What Does Secondary Nutrients Mean?
Secondary nutrients are nutrients that slightly
limit crop growth and are moderately required by plants. These nutrients are calcium (Ca), magnesium (Mg), and sulfur (S). Secondary nutrients are as
significant as primary nutrients (N-P-K) in plants, but they are needed in
smaller quantities. They are necessary for the augmentation levels of roots and
Many plant scientists also believe silicon (Si) to be a secondary nutrient as well.
Secondary nutrients are sometimes referred to as secondary macronutrients.

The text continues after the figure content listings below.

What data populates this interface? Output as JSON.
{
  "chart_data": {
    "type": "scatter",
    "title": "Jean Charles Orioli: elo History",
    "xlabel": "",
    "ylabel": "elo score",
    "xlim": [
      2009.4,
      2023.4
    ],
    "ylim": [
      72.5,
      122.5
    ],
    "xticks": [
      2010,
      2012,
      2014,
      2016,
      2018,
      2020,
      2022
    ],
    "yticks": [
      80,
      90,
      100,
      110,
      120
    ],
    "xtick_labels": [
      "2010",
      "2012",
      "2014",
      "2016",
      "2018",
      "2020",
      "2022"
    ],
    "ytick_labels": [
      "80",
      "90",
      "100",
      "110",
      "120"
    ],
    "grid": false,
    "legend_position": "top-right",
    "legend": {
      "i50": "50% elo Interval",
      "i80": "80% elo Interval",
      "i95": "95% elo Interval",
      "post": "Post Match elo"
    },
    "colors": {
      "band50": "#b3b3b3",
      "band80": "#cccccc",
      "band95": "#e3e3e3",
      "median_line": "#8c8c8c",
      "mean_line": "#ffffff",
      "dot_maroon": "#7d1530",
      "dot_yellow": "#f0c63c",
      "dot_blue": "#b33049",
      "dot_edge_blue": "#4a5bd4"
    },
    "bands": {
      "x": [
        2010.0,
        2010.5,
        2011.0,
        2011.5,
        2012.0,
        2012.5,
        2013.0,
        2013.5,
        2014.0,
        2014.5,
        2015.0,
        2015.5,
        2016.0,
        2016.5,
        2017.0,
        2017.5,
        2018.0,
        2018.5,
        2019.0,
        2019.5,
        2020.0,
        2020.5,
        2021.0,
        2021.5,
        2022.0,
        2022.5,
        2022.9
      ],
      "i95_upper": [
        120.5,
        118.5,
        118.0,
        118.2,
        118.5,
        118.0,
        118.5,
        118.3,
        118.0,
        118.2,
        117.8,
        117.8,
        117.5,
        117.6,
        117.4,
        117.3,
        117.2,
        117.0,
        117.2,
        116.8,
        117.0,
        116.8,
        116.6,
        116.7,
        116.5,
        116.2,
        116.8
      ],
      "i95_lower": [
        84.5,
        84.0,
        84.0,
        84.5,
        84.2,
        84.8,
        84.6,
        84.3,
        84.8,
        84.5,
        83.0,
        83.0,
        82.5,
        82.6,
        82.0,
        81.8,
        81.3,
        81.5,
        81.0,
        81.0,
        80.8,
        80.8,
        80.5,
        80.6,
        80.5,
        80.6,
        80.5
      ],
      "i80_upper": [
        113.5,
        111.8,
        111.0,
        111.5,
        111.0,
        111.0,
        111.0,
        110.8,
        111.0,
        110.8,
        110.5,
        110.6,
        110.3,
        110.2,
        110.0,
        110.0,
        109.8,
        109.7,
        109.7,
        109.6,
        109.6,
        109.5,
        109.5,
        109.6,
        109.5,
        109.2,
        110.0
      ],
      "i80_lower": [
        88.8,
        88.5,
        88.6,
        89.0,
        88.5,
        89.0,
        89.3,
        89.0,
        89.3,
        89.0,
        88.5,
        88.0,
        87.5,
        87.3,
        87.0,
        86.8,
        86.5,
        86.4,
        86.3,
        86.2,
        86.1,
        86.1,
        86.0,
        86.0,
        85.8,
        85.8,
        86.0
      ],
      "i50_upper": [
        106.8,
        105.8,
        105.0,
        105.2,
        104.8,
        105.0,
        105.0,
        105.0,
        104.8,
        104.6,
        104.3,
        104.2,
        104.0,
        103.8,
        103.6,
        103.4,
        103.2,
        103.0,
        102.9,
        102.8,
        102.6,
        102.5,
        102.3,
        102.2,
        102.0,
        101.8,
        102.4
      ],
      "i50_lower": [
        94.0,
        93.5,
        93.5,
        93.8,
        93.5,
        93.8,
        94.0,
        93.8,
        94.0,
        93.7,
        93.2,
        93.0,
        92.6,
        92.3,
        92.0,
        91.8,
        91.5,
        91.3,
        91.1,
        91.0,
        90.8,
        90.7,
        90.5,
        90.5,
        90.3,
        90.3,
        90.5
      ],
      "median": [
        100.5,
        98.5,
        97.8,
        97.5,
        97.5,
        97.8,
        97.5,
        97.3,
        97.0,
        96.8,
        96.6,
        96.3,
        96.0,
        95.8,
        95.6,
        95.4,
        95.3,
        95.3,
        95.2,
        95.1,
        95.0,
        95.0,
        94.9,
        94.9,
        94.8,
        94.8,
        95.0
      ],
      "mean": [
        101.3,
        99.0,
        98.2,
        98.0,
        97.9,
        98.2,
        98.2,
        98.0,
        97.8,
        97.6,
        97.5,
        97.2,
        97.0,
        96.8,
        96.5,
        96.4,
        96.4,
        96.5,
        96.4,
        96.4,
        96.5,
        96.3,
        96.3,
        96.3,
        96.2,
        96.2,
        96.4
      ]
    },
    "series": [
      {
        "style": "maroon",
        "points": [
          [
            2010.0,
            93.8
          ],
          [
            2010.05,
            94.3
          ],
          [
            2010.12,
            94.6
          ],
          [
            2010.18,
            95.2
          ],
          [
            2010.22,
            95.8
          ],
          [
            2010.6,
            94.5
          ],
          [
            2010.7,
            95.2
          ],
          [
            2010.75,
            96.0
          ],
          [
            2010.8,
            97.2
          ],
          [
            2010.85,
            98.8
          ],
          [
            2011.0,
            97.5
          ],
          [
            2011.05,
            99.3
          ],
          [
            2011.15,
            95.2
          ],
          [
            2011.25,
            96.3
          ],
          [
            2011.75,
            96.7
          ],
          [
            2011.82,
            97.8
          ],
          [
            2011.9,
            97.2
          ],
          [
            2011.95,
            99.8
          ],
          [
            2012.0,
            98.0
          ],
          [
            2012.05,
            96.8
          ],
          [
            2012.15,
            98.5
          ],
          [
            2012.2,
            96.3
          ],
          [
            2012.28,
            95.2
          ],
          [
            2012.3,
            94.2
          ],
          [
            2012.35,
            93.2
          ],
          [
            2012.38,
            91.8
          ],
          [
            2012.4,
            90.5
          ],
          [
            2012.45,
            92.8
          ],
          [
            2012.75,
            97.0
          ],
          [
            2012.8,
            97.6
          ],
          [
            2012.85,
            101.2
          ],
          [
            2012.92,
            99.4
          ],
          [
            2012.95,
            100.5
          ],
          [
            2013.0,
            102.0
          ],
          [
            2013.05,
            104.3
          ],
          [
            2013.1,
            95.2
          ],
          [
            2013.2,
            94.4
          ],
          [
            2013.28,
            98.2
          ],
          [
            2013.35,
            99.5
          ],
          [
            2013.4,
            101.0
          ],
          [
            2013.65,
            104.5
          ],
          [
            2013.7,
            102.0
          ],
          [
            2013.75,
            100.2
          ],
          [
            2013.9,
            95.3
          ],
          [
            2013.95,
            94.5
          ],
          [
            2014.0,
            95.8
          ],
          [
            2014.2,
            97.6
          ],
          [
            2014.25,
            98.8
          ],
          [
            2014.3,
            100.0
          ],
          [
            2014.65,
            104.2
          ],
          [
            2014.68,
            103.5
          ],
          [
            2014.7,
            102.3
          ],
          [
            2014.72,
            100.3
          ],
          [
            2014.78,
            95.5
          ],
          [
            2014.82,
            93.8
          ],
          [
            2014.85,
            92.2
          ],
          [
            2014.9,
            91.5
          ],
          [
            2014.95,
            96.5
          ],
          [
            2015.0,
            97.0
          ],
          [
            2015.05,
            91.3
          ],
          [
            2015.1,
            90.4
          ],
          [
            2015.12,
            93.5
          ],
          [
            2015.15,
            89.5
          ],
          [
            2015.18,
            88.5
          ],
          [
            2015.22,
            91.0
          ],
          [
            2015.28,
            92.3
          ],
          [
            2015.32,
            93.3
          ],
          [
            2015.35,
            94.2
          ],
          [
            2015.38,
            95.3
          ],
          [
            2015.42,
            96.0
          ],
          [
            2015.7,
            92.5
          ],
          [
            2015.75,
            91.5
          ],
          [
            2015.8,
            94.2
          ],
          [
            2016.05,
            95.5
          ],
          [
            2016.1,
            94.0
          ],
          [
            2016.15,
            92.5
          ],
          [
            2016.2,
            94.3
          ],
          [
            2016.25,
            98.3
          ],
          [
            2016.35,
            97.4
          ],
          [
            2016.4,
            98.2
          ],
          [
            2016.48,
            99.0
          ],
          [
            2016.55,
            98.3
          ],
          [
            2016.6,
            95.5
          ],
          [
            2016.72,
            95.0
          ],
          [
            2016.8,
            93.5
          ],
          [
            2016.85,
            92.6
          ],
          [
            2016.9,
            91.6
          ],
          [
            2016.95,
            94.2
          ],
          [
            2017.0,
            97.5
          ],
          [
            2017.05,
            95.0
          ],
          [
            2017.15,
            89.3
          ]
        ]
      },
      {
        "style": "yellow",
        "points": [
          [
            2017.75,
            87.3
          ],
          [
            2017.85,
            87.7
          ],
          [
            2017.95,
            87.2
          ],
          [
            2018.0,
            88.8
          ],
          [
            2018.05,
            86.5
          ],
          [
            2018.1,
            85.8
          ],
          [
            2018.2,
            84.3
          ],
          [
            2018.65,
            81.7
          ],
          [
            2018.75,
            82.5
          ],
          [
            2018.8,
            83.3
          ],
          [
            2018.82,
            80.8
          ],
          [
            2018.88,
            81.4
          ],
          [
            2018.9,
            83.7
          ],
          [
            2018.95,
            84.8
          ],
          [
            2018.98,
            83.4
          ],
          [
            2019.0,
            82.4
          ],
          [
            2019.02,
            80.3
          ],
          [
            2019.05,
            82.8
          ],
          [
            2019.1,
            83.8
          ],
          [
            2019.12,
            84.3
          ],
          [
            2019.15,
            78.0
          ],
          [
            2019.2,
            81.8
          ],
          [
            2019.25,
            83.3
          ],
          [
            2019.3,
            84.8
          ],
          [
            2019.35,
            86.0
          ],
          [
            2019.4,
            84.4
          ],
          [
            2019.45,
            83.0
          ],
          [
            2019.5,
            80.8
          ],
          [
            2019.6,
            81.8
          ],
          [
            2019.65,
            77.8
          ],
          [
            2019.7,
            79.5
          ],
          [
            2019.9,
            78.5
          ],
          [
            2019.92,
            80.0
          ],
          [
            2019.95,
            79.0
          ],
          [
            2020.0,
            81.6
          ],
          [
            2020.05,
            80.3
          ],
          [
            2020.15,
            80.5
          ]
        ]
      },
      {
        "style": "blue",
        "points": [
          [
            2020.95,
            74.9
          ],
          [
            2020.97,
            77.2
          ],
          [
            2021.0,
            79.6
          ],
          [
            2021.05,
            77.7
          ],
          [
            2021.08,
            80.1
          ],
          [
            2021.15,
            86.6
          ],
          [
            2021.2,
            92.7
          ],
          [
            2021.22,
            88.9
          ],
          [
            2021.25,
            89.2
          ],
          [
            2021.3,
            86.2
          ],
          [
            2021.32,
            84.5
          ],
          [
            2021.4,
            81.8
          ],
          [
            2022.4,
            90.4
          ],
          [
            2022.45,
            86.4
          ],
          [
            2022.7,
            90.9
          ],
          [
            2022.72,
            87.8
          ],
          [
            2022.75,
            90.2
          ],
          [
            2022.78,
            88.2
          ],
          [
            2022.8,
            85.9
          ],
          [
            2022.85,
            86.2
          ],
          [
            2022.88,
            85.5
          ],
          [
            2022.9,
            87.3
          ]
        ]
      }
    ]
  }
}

Maximum Yield Explains Secondary Nutrients
The secondary nutrients include:
1. Calcium (Ca)
Calcium is an essential nutrient that plays a significant role in plant growth. Calcium helps to neutralize the organic acids that form during metabolism. Calcium also assists plants in the following ways:
- Absorption and translocation of other nutrients by roots
- Facilitates disease resistance
- Assists in conversion of nitrate-nitrogen to other essential forms required for protein formation
- Required for cell division and cell wall formation
- Activation of growth-regulating enzyme systems
2. Magnesium (Mg)
Magnesium is an essential nutrient for plants because it is a fundamental element making up enzymes that support plant development, leaf chlorophyll, and for crop quality. The nutrient also assists in the formation of oils, sugars, and fats, and the nutrient serves as a phosphorous hauler. A magnesium deficiency causes a decrease in photosynthesis, which limits crop production.
3. Sulfur (S)
Sulfur is an essential element of chlorophyll. It is involved in nitrogen fixation in leguminous plants and also helps in seed production. Sulfur adds color, a different smell, and flavor to various plants like garlic, brassica crops, and onions. The nutrient also forms a significant part of proteins and amino acids. Sulfur is crucial for ensuring the protein content of leguminous plants.
In addition to secondary nutrients, plants require micronutrients, which are needed in much smaller quantities than other plant nutrients, but are just as necessary for growth and development. Plant micronutrients include boron (B), chlorine (Cl), copper (Cu), iron (Fe), manganese (Mn), molybdenum (Mo), and zinc (Zn).
No matter if they are primary or secondary, all plant nutrients play a major role in the garden. They can be added to growing mediums via powder or liquid. Some nutrients lose their efficiency when mixed with other nutrients and left to sit for too long, so this is why there are one-part, two-part, three-part, and sometimes four-part nutrient solution regimens recommended for plants. That is, bottle 'A' contains different nutrients than bottle 'B'. Nutrients are often further divided into 'Grow' and 'Bloom' formulas. This is because the nutrient requirements for plants change in accordance with the plants' growth stages.